Bruce Levenson, Atlanta Hawks Aren’t the Problem

          Anyone who has ever known me knows that I am an equal opportunist when it comes to criticism and telling the truth.

          When the Black community is at fault, I am the first to say it.  Likewise, when the White community is at fault I do not give them a get-out-jail free pass either.

          I openly criticized Donald Sterling for his racist remarks regarding Black people at Los Angeles Clippers games, and racist behavior away from Staples Center and rightfully so.

But the maligned former Atlanta Hawks owner Bruce Levenson should not be branded a racist for his comments about Black and White season ticket holders.  America should be blamed for pretending like a sizable portion of the population does not adhere to the racist beliefs that Levenson used to describe the mentality of some in our society.

          While his comments via email were probably not the correct thing to say in this technological and politically correct age that we live in, as a Black man I have no problems with what he said.  I just hate the fact that people still have those prejudices in 2014.
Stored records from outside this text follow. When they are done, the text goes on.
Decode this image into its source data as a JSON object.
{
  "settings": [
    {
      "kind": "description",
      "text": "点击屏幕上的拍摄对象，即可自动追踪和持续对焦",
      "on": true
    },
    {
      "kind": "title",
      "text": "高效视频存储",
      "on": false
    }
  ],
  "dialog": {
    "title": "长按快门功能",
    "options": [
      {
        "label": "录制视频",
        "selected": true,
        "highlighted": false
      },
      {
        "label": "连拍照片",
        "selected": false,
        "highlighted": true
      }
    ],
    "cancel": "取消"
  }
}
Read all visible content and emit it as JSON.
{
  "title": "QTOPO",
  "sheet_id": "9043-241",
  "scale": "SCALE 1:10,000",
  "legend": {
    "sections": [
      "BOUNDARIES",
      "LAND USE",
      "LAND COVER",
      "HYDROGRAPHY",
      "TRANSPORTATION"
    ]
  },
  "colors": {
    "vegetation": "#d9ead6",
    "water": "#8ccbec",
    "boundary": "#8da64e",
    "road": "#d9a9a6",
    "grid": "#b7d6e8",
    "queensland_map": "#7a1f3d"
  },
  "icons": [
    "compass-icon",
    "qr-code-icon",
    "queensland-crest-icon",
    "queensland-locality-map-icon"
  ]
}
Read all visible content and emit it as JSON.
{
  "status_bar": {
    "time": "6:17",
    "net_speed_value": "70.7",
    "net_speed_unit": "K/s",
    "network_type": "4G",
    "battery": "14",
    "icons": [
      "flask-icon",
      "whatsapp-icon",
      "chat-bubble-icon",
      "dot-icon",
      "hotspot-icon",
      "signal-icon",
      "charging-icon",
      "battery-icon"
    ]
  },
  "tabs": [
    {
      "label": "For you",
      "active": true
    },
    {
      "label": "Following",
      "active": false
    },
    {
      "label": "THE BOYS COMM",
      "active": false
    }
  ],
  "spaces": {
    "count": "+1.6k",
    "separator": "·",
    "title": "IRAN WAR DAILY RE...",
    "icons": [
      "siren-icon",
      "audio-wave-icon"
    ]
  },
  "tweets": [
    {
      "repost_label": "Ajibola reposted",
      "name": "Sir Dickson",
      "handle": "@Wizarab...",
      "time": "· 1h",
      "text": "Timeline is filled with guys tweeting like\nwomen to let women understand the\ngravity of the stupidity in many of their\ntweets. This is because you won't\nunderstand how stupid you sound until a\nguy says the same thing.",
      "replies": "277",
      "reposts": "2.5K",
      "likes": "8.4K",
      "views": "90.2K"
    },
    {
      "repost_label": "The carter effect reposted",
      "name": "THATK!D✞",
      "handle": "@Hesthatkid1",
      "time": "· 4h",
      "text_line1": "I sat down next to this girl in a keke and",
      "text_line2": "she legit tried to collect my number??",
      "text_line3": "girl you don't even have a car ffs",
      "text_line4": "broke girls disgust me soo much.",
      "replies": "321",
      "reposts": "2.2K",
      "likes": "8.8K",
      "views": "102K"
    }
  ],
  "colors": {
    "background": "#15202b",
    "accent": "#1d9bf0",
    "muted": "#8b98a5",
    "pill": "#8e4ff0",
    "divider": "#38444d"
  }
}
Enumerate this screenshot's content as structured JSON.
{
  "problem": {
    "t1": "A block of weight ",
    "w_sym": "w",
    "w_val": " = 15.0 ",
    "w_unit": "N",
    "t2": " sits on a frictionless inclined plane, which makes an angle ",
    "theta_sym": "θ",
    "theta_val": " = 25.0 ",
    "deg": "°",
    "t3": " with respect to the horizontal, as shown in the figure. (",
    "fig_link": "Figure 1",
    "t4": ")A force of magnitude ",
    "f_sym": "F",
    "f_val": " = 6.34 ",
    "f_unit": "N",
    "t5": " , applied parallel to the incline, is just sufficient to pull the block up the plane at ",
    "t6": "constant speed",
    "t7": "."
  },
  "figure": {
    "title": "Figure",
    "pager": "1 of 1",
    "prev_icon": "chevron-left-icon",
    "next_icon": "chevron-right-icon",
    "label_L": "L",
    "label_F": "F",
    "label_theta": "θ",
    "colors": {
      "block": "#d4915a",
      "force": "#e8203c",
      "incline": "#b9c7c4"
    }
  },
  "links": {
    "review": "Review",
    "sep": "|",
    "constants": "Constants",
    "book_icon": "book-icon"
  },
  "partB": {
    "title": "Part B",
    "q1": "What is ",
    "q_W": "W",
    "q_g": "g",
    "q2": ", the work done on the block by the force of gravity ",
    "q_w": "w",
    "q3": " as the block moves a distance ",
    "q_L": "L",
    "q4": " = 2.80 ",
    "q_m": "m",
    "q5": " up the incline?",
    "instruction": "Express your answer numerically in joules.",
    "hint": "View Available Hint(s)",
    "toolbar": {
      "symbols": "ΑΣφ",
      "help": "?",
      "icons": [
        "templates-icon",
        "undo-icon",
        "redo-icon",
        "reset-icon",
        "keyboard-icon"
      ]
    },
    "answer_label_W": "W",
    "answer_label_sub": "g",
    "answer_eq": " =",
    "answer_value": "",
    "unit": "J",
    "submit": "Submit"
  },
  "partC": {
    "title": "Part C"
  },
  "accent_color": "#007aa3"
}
          In an email to Hawks general manager Danny Ferry Levenson wrote, “My theory is that the black crowd scared away the whites and there are simply not enough affluent black fans to build a significant season ticket base.  Please dont get me wrong.  There was nothing threatening going on in the arena back then.  i never felt uncomfortable, but i think southern whites simply were not comfortable being in an arena or at a bar where they were in the minority.  On fan sites i would read comments about how dangerous it is around philips yet in our 9 years, I don’t know of a mugging or even a pick pocket incident.  This was just racist garbage.  When I hear some people saying the arena is in the wrong place I think it is code for there are too many blacks at the games.”

          He went on to say that there were too many Black cheerleaders, too much hip-hop and too many Black couples on the kiss cam to attract the White male 35-55 demographic, which is allegedly the main demographic that purchases season tickets.

          Forgive me for this unpopular opinion, but I think Bruce Levenson should be commended for being a White guy that is open-minded enough to state the obvious.

          There are still a lot of people in White American who hold unwarranted prejudices and biases against the Black community and it causes them to become uncomfortable when they are the minority in certain situations and places.

          After all, the term White flight was not created to discuss an aviation endeavor.

          When Black people move into a neighborhood, the notion is that the neighborhood is getting bad and SOME White people run for the nearest “safe haven.”

          What Bruce Levenson and many in the White community may not know is that secretly some Black people hold the same prejudices and biases toward their own people.

          In a way, White flight and Black self-hate are somehow related like distant or not-so-distant cousins.

          I have heard many former White classmates say they did not think they were safe because they were attending a historically Black college.

          Some thought that if they drove a Lexus to such neighborhoods as Third Ward in Houston, that their car would be stolen as if Blacks had never seen a luxury vehicle.

          Likewise, I have seen many Blacks turn their nose up at their “brothers” and “sisters” because they wear hip-hop clothing or were not speaking the King’s English.

          On the other hand, what Ferry stated about Miami Heat small forward Luol Deng was racial and totally unnecessary.

          Ferry described Deng as a con man stating that he “has a little African in him.”  He basically implied that Deng’s African heritage made him untrustworthy.

However, what Bruce Levenson said is the God’s honest truth.  People do still hold those prejudices unfortunately.  He was just man enough to state the obvious.

          And for being a man and speaking the truth, he should not have had to sell his controlling interest in the Atlanta Hawks and should have the opportunity to be reinstated as the owner.

This article was published on Friday 12 September, 2014.